В 10 классе она вошла с книгой в руке и сказала:
– Сегодня мы начнем очень трудную тему. Я знаю, как вы относитесь к Маяковскому. Постараемся его понять.
И постаралась. Не сразу, но мы его приняли. Нам всегда много задавали наизусть. Выучили и Маяковского, ознакомились с его личностью, что, по-моему, важнейший способ понять поэзию. И расшаталась наша абсолютная косность, воспитанная на чистой классике, и появился коридор для дальнейшего постижения непривычного.

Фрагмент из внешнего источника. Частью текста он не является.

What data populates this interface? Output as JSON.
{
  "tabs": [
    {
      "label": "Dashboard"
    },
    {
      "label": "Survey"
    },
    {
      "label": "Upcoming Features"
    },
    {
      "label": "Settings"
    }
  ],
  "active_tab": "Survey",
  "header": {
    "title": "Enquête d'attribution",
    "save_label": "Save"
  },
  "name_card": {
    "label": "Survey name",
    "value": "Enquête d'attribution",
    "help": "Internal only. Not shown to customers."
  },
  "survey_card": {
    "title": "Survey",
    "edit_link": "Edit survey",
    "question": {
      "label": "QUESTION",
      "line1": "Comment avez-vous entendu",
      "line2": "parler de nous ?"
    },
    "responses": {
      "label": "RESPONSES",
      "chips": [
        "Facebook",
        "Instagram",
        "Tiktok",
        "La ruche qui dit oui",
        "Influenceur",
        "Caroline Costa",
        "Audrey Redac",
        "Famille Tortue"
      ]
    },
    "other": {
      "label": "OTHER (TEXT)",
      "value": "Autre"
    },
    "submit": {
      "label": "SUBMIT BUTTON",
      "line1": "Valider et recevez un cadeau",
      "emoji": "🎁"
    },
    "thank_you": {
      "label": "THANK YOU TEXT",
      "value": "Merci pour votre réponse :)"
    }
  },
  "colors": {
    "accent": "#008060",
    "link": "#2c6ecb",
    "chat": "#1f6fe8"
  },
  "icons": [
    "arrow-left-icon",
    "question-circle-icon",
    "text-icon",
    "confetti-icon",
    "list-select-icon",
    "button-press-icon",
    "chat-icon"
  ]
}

И.Г. по 9й класс вела и русский язык. Гоняла она нас нещадно, и тоже на высоком уровне. Помню, как она вызвала меня к доске и попросила написать слово «перипетии». Я и изобразила, подумавши о смысле, «перепетии». Она указала на ошибку. Я спросила: «а почему так?». «Не знаю. Но когда ты видишь трудное слово, просто запомни, как оно пишется» – ответила мне И.Г. Надо сказать, что в школе меня все время пробовали «на зуб». Почти каждый преподаватель обожал вызвать в четвертой четверти и спросить что-нибудь из первой. Как будто испытывал, настоящая я или нет. За это тоже спасибо – расслабиться не давали никогда. Даже в институте, когда я была на первом курсе, преподавательница органической химии сообщила мне, что наша бывшая школьная «химичка», перешедшая на кафедру биохимии, интересовалась, произвожу ли я впечатление отличницы. Ограждали нас от зазнайства, однако!